Many startups have the Post-Launch Syndrome, where they had a successful launch but couldn’t keep their momentum to a continuous success. Launch is only a small part of the journey. It doesn’t necessarily make or break a startup. What’s important is if you can take your startup to a success after the initial buzz had died down.
I am working very hard on exactly that with Artsy Editor, a really awesome WordPress WYSIWYG editor. And I want to share with you 60 strategies you can use in order to increase brand awareness and boost up sales after your startup launch.
(If you are interested in pre-launch and launch strategies, read this post on The Agni.)
Promotions
- Promote your product through education. 37Signals and Mint are great examples.
- Send personalized promotion to previous customers. Amazon executed it fantastically.
- Put up a promotion sales on memorable days (holidays, birthdays, etc.).
- Give out discounts/giveaways to news coverage about your product.
- Do cross promotions with related, non-competing products.
- Give free copies to those who blog about your product.
- Put up a fun contest where potential buyers can participate to win.
- Blog about tips and tricks that will help your customers use the product better.
- Offer freebies regularly to customers to keep them excited.
- Be a part of Top 10 list. #1 will be the best.
Connecting with Customers
- Do case studies with customers about how your product had helped them.
- Email all customers once/twice per year and ask them for feedback you can act on.
- Put up a survey to your customers before adding a feature.
- Ask your customers what is the one feature that helps them the most.
- Even send them a thank-you card if you have their mailing addresses.
Advertising
- Give away your product for free in exchange of advertisements.
- Advertise differently on every possible feature.
- Don’t be boring, use creative advertising.
- Advertise on exclusive one-ad site using The Deck or Fusion Ads.
- Use advertisement as a form of testing your market.
Social Media
- Join communities where your customers hang out and build a strong reputation.
- Only be present at networks that your customers are. If none use Facebook, ignore it.
- Post up teasers on sites like Forrst & Dribbble.
- Actively participate in relevant conversation about your product.

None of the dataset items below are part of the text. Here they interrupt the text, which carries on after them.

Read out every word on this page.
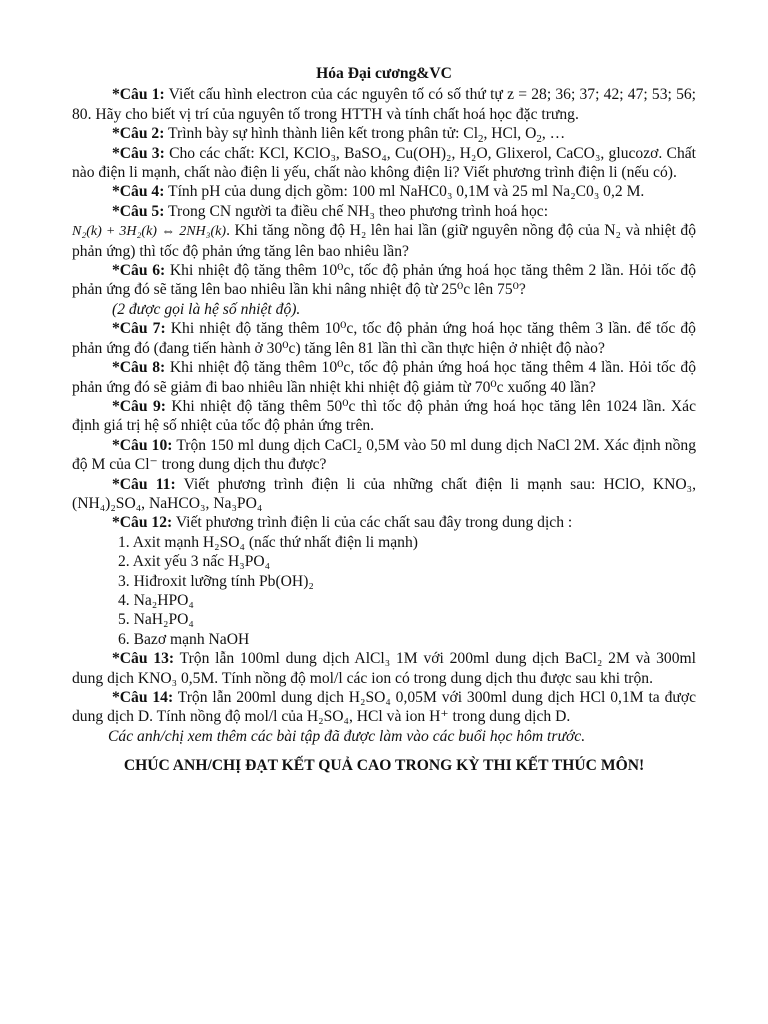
Hóa Đại cương&VC

*Câu 1: Viết cấu hình electron của các nguyên tố có số thứ tự z = 28; 36; 37; 42; 47; 53; 56; 80. Hãy cho biết vị trí của nguyên tố trong HTTH và tính chất hoá học đặc trưng.

*Câu 2: Trình bày sự hình thành liên kết trong phân tử: $Cl_2$, HCl, $O_2$, …

*Câu 3: Cho các chất: KCl, KClO₃, BaSO₄, Cu(OH)₂, H₂O, Glixerol, CaCO₃, glucozơ. Chất nào điện li mạnh, chất nào điện li yếu, chất nào không điện li? Viết phương trình điện li (nếu có).

*Câu 4: Tính pH của dung dịch gồm: 100 ml NaHC0₃ 0,1M và 25 ml Na₂C0₃ 0,2 M.

*Câu 5: Trong CN người ta điều chế NH₃ theo phương trình hoá học:
N₂(k) + 3H₂(k) ⇔ 2NH₃(k). Khi tăng nồng độ H₂ lên hai lần (giữ nguyên nồng độ của N₂ và nhiệt độ phản ứng) thì tốc độ phản ứng tăng lên bao nhiêu lần?

*Câu 6: Khi nhiệt độ tăng thêm 10⁰c, tốc độ phản ứng hoá học tăng thêm 2 lần. Hỏi tốc độ phản ứng đó sẽ tăng lên bao nhiêu lần khi nâng nhiệt độ từ 25⁰c lên 75⁰?

(2 được gọi là hệ số nhiệt độ).

*Câu 7: Khi nhiệt độ tăng thêm 10⁰c, tốc độ phản ứng hoá học tăng thêm 3 lần. để tốc độ phản ứng đó (đang tiến hành ở 30⁰c) tăng lên 81 lần thì cần thực hiện ở nhiệt độ nào?

*Câu 8: Khi nhiệt độ tăng thêm 10⁰c, tốc độ phản ứng hoá học tăng thêm 4 lần. Hỏi tốc độ phản ứng đó sẽ giảm đi bao nhiêu lần nhiệt khi nhiệt độ giảm từ 70⁰c xuống 40 lần?

*Câu 9: Khi nhiệt độ tăng thêm 50⁰c thì tốc độ phản ứng hoá học tăng lên 1024 lần. Xác định giá trị hệ số nhiệt của tốc độ phản ứng trên.

*Câu 10: Trộn 150 ml dung dịch CaCl₂ 0,5M vào 50 ml dung dịch NaCl 2M. Xác định nồng độ M của Cl⁻ trong dung dịch thu được?

*Câu 11: Viết phương trình điện li của những chất điện li mạnh sau: HClO, KNO₃, (NH₄)₂SO₄, NaHCO₃, Na₃PO₄

*Câu 12: Viết phương trình điện li của các chất sau đây trong dung dịch :

1. Axit mạnh H₂SO₄ (nấc thứ nhất điện li mạnh)
2. Axit yếu 3 nấc H₃PO₄
3. Hiđroxit lưỡng tính Pb(OH)₂
4. Na₂HPO₄
5. NaH₂PO₄
6. Bazơ mạnh NaOH

*Câu 13: Trộn lẫn 100ml dung dịch AlCl₃ 1M với 200ml dung dịch BaCl₂ 2M và 300ml dung dịch KNO₃ 0,5M. Tính nồng độ mol/l các ion có trong dung dịch thu được sau khi trộn.

*Câu 14: Trộn lẫn 200ml dung dịch H₂SO₄ 0,05M với 300ml dung dịch HCl 0,1M ta được dung dịch D. Tính nồng độ mol/l của H₂SO₄, HCl và ion H⁺ trong dung dịch D.

Các anh/chị xem thêm các bài tập đã được làm vào các buổi học hôm trước.

CHÚC ANH/CHỊ ĐẠT KẾT QUẢ CAO TRONG KỲ THI KẾT THÚC MÔN!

- Use Twitter search to find people that is looking for the solution you provide.
Business Development
- Personally email big names in your industry and show them benefits of your product
- Do “shameless plug” of your product only at relevant places.
- Try to get the most respected people of your customers to use & love your product.
- Focus on a small niche and get as many customers there as possible before moving on.
- Collect email leads from people who aren’t ready to buy yet, and followup regularly.
Support
- Be as personal as you can answering support emails.
- If you mess up something, be brutally transparent and honest about it.
- Offer a refund/discount when you mess up.
- Try to answer emails as soon as they arrive.
- Live-chat with visitors using tools like Olark.
Website
- Build landing pages for different types of audience. (My examples: Blogger & Developer).
- Provide extra incentives on the checkout page.
- Shorten your checkout process as much as possible.
- Show different messages/landing pages based on where the visitor is coming from.
- Use real statistics in prominent place, because that’s what convinces people the most.
- Compare you to your competitors side-by-side.
- Hide the coupon field at the checkout page.
- Provide a fully working demo/playground.
- Include what, when, where, how and why in the tour page.
- More images, videos, lists, tables, numbers. Less paragraphs.
Testing and tracking
- A/B test as much as possible so you know what works and what doesn’t.
- Not only track pageviews, track where revenue are coming from with Clicky.
- Spend more time increasing conversion rates than focusing on getting traffic.
- Use advertisement as a form of testing your market.
- Learn where your customers are exiting your site with KissMetrics.
Interviews/Guest Posts
- Feature yourself in industry-related blogs/magazines.
- Write a fair comparison between your product and your competitor’s.
- Get in touch with the tools you utilize for your startup and do a guest post.
- Have a unique voice in your interviews and blog posts.
- Offer discount codes to as an appreciation to readers for reading your post.
Development
- Add features only when your customers need it.
- It’s okay to remove features if it is no longer useful.
- Release updates often to show your product is active.
- Have couple “Made My Day” secret features to give your customer surprises.
- Provide extremely easy way for your customers to update.
After all, position yourself as a farmer and take your startup to a long-term success!